Je termine en exprimant ma profonde compassion à la famille éplorée souhaite que la mort de jeune ne soit pas vaine. Il est mort, mais le combat continue.
-Les partis de l’opposition démocratique ont dénoncé, à travers un grand meeting, les résultats du 1er tour des élections locales du 13 mai dernier. Dans la foulée, ils réclament la reprise des élections. Pensez-vous que ce meeting a été un succès ?

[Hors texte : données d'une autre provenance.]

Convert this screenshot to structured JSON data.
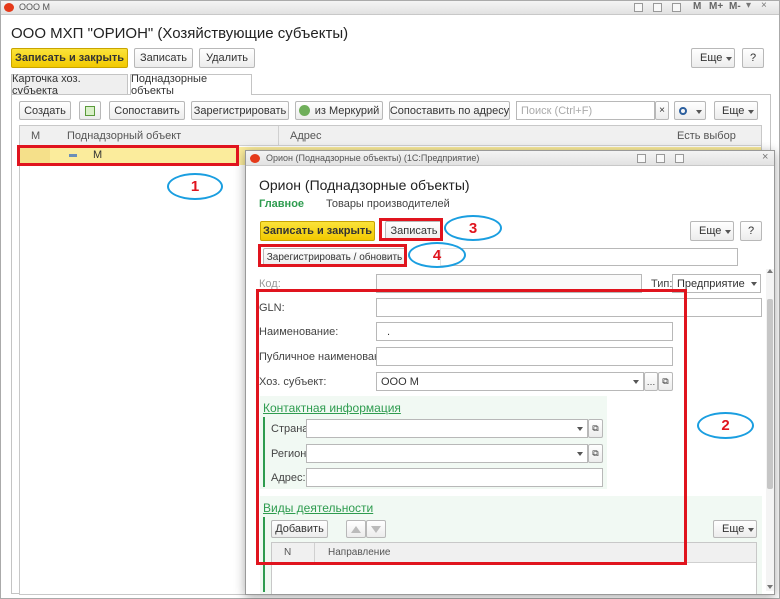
{
  "main_window": {
    "titlebar": "ООО М",
    "title": "ООО МХП \"ОРИОН\" (Хозяйствующие субъекты)",
    "tb_m": "M",
    "tb_mplus": "M+",
    "tb_mminus": "M-",
    "buttons": {
      "save_close": "Записать и закрыть",
      "save": "Записать",
      "delete": "Удалить",
      "more": "Еще",
      "help": "?"
    },
    "tabs": [
      "Карточка хоз. субъекта",
      "Поднадзорные объекты"
    ],
    "toolbar": {
      "create": "Создать",
      "match": "Сопоставить",
      "register": "Зарегистрировать",
      "from_mercury": "из Меркурий",
      "match_address": "Сопоставить по адресу",
      "search_placeholder": "Поиск (Ctrl+F)",
      "clear": "×",
      "more": "Еще"
    },
    "table": {
      "columns": [
        "М",
        "Поднадзорный объект",
        "Адрес",
        "Есть выбор"
      ],
      "rows": [
        {
          "object": "М"
        }
      ]
    }
  },
  "dialog": {
    "titlebar": "Орион (Поднадзорные объекты) (1С:Предприятие)",
    "title": "Орион (Поднадзорные объекты)",
    "tabs": [
      "Главное",
      "Товары производителей"
    ],
    "buttons": {
      "save_close": "Записать и закрыть",
      "save": "Записать",
      "register": "Зарегистрировать / обновить",
      "more": "Еще",
      "help": "?"
    },
    "fields": {
      "code_label": "Код:",
      "code_value": "",
      "type_label": "Тип:",
      "type_value": "Предприятие",
      "gln_label": "GLN:",
      "gln_value": "",
      "name_label": "Наименование:",
      "name_value": ".",
      "public_name_label": "Публичное наименование:",
      "public_name_value": "",
      "entity_label": "Хоз. субъект:",
      "entity_value": "ООО М"
    },
    "contact": {
      "heading": "Контактная информация",
      "country_label": "Страна:",
      "region_label": "Регион:",
      "address_label": "Адрес:"
    },
    "activities": {
      "heading": "Виды деятельности",
      "add": "Добавить",
      "more": "Еще",
      "columns": [
        "N",
        "Направление"
      ]
    }
  },
  "annotations": [
    "1",
    "2",
    "3",
    "4"
  ],
  "colors": {
    "accent_yellow": "#f2c900",
    "annotation_red": "#e0141e",
    "annotation_blue": "#1a9ee0",
    "link_green": "#2e9c4f",
    "row_highlight": "#fbec9c"
  }
}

-Je n’ai pas été à ce meeting pour n’y avoir pas été invité. Je ne puis donc en juger, pour vous dire s’il a été un succès ou un échec dans son organisation ou dans ses objectifs ; j’ai oui dire qu’une rencontre se tenait à la CENI de laquelle rien n’est encore sorti que je sache, du moins pour l’instant ...Visiblement la CENI semble continuer son chemin … Quant au contenu des dénonciations rapportées du meeting, j’y souscris entièrement ; même si je remarque, curieusement, que cette Opposition passe sous silence, et toujours, le caractère mono-ethnique, frappant, de l’encadrement des bureaux de vote à Nouakchott, et peut-être ailleurs. Ce manquement est aussi grave, sinon plus grave que tous les autres manquements pour faire fi de notre diversité. Ould Maouloud souligne quantité d’insuffisances et de manquements liés à ces élections sauf celui-là ; et il n’est pas le seul ! Comme pour valider, implicitement, un ordre ou cette politique funeste de discrimination ethnique, disons de négation des uns, du président Ghazouani. Ces meetings et conférences de presse, tenus récemment, qui ne s’adressaient qu’aux hassanophones, au mépris de notre diversité culturelle et linguistique, ne font pas mieux…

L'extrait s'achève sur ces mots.